Grim prediction Aussies struggling with cost of living pressures face at least three more interest rate rises as inflation concerns grow
- Three more interest rate rises predicted
- Global inflation woes increase
Australians already struggling with cost of living pressures could see three more interest rate increases this year as global inflation worries intensify.
The Reserve Bank of Australia on Tuesday paused interest rate hikes for only the second time this year, leaving the cash rate on hold at an 11-year high of 4.1 per cent, following the July board meeting.
Since May last year interest rates have surged at the fastest pace since 1989, with 12 increases in 13 months.
Just three days later, carnage in global bond markets has stoked speculation the RBA will follow the US Federal Reserve’s efforts to tame inflation by raising interest rates further.
The Reserve Bank of Australia on Tuesday paused interest rate hikes for only the second time this year, leaving the cash at 4.1 per cent
Fresh evidence of the strength in the US labour market emerged on Friday, causing investors to forecast further monetary policy tightening while triggering a rapid sell-off in equities and squeezing the Australian dollar.
Aussie shares on Friday plummeted 1.7 per cent to a three-month low of 7042.3 points.
Australian interest rates have not always followed the US, but AMP chief economist Shane Oliver said similarities between the two economies would force the RBA to respond to movements in other markets.
‘Markets still only have a 50 per cent probability of a rate rise in August, but there’s now two hikes priced in by the year-end,’ he told the Australian Financial Review.
Vimal Gor, chief investment officer at Sydney asset manager Trovio, said: ‘Central banks including the RBA don’t want to hike rates, but they might be forced into it’.
The RBA is expected to raise the official interest rate three more times before the end of the year
There is speculation the Australian dollar could fall further as investors shift capital to higher-yielding currencies like the US dollar.
A weakened Australian dollar could see an increase in the cost of imported goods such as petrol, machinery and construction materials.
This would force the RBA to carry on its most aggressive monetary tightening cycle since the late 1980s.
Reserve Bank of Australia Governor Philip Lowe, whose seven-year terms ends on September 17, hinted Tuesday’s pause was only likely to be temporary.

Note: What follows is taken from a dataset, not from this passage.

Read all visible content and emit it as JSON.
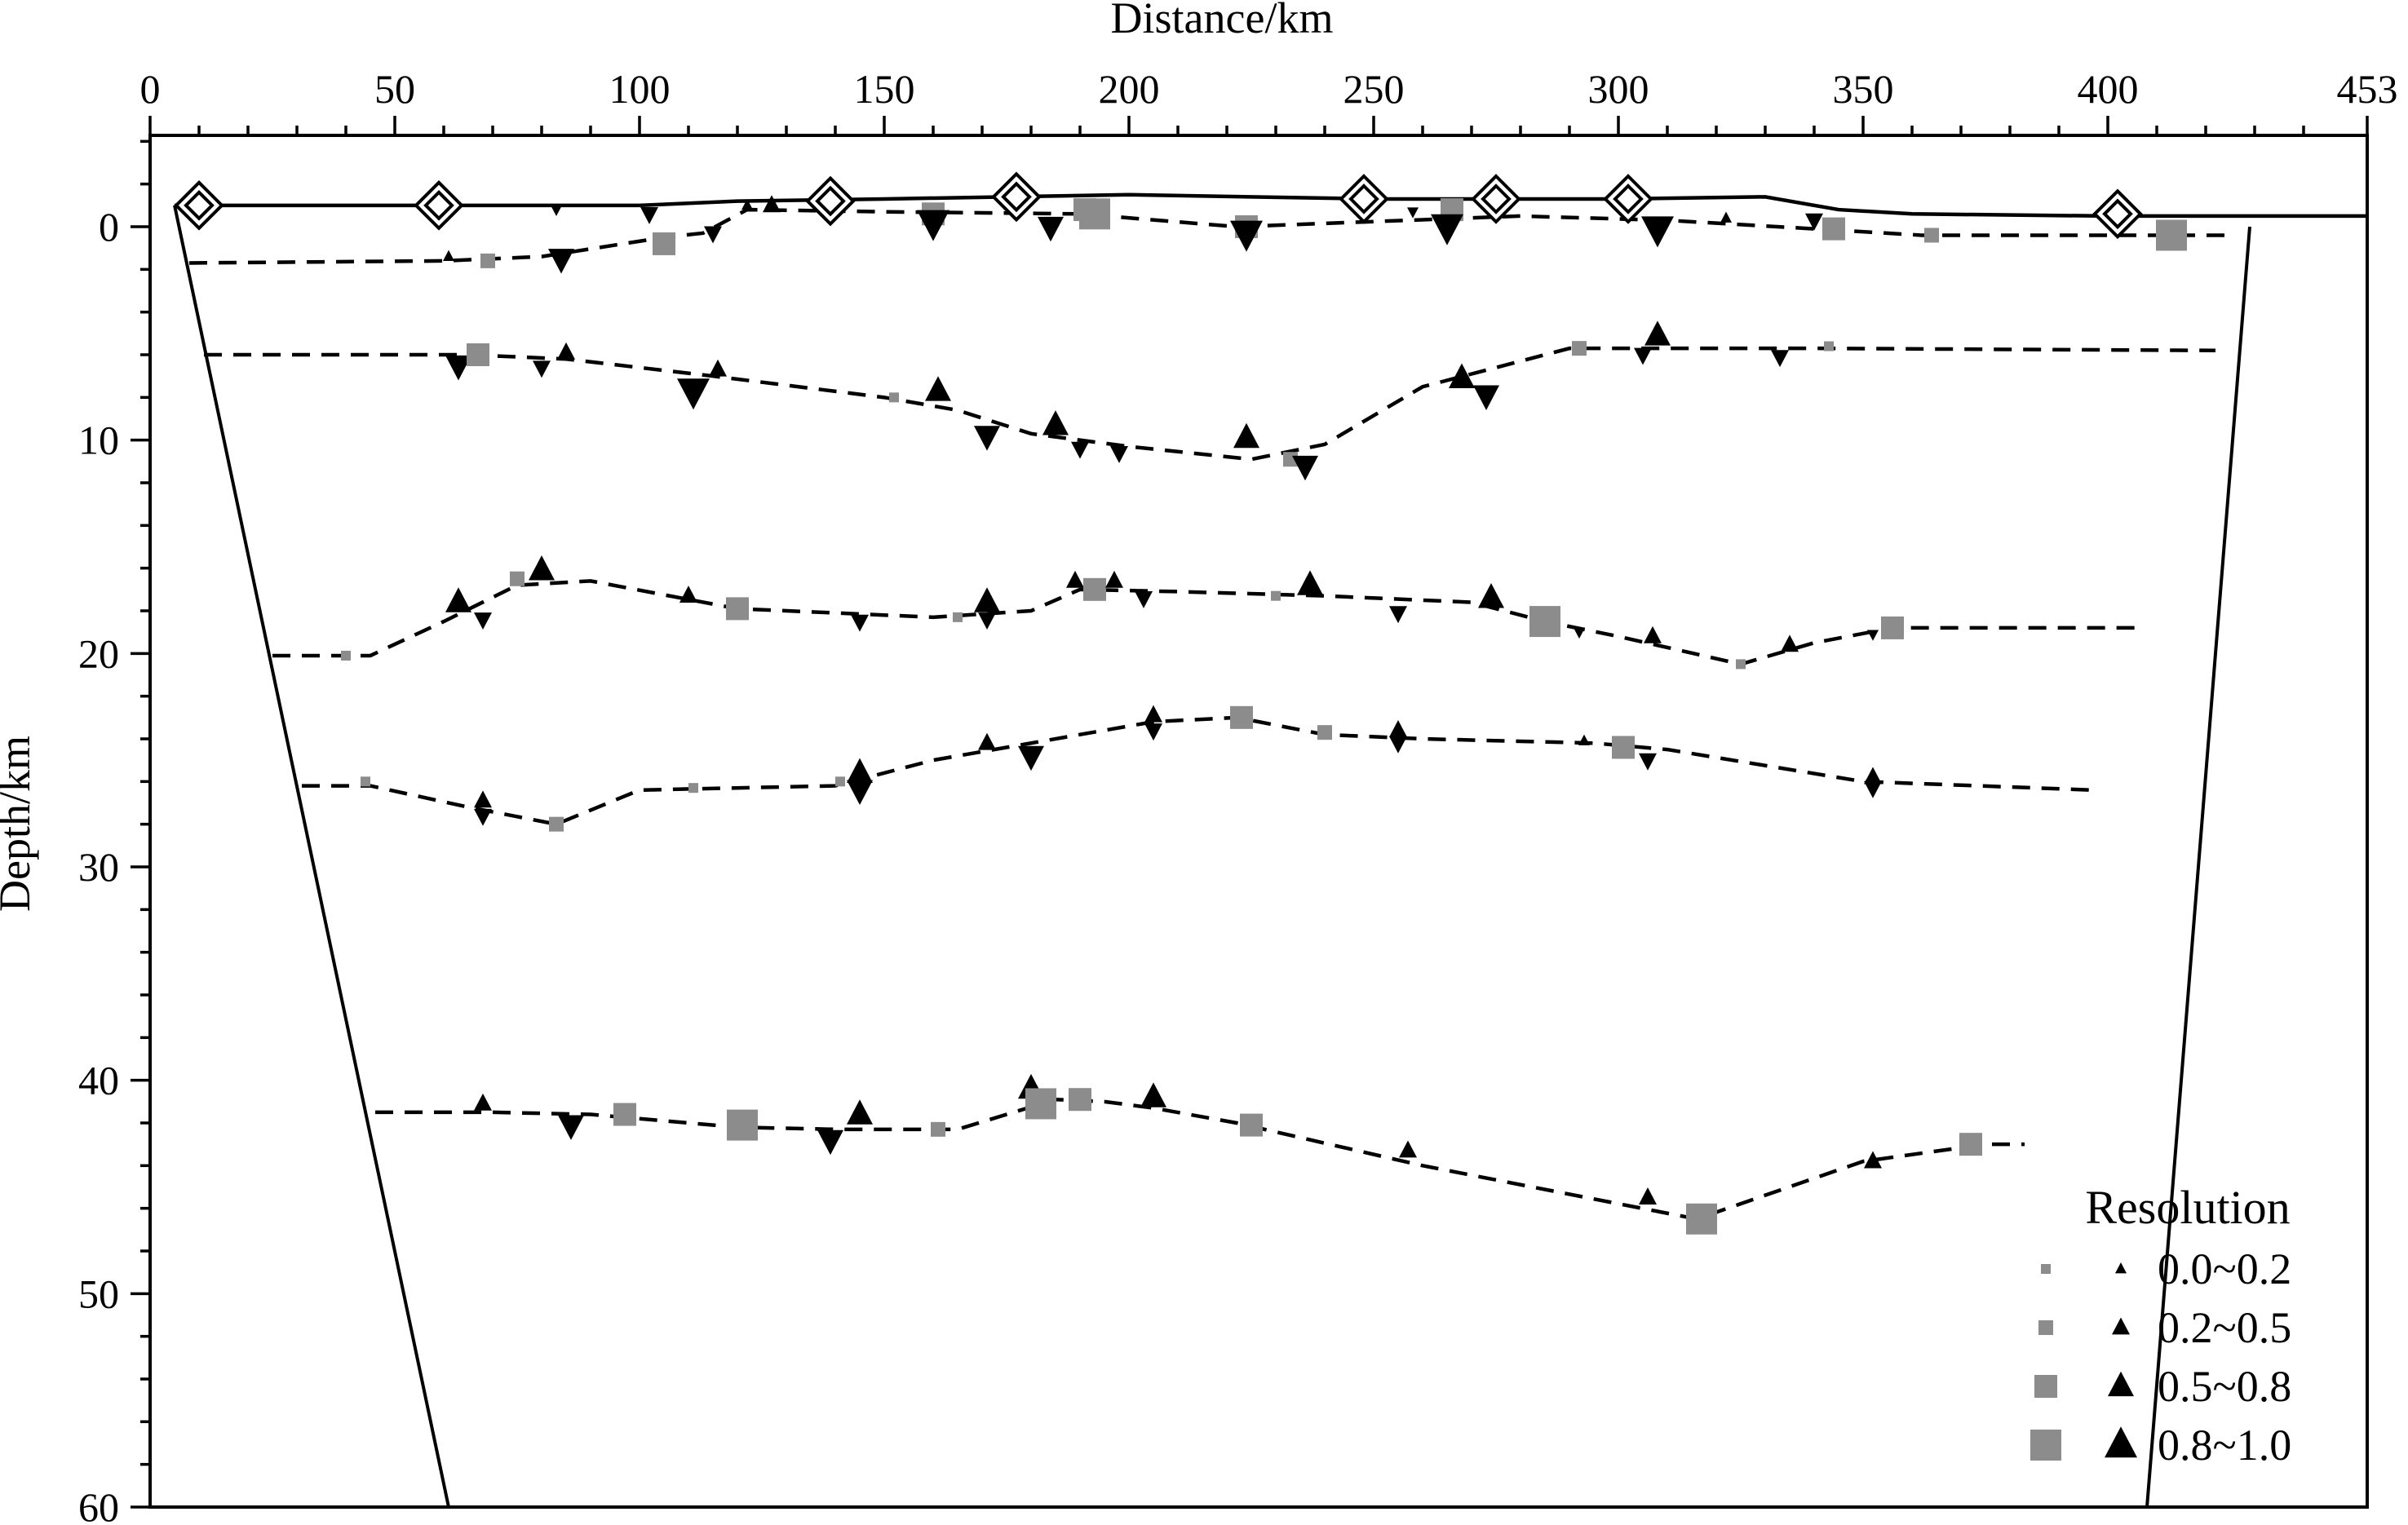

‘Inflation in Australia has passed its peak and the monthly CPI indicator for May showed a further decline,’ he said on Tuesday.
‘Some further tightening of monetary policy may be required to ensure that inflation returns to target in a reasonable timeframe, but that will depend upon how the economy and inflation evolve.’
Finance guru Mark Bouris has warned Australians struggling with interest rate hikes and increasing cost of living pressures could be forced to sell their homes.
Mr Bouris, who heads Yellow Brick Road Home Loans, said that although property prices will not keep rising, housing supply will, especially as people start to feel the effects of rising interest rates.
‘People are hanging out to see whether or not this rhetoric which we’re hearing at the moment, “oh, house prices are going to go up”, before they sell,’ Mr Bouris told Sky News Australia.
‘If they don’t see that period, they’re going to have to sell, and they’re going to sell to a big supply market.’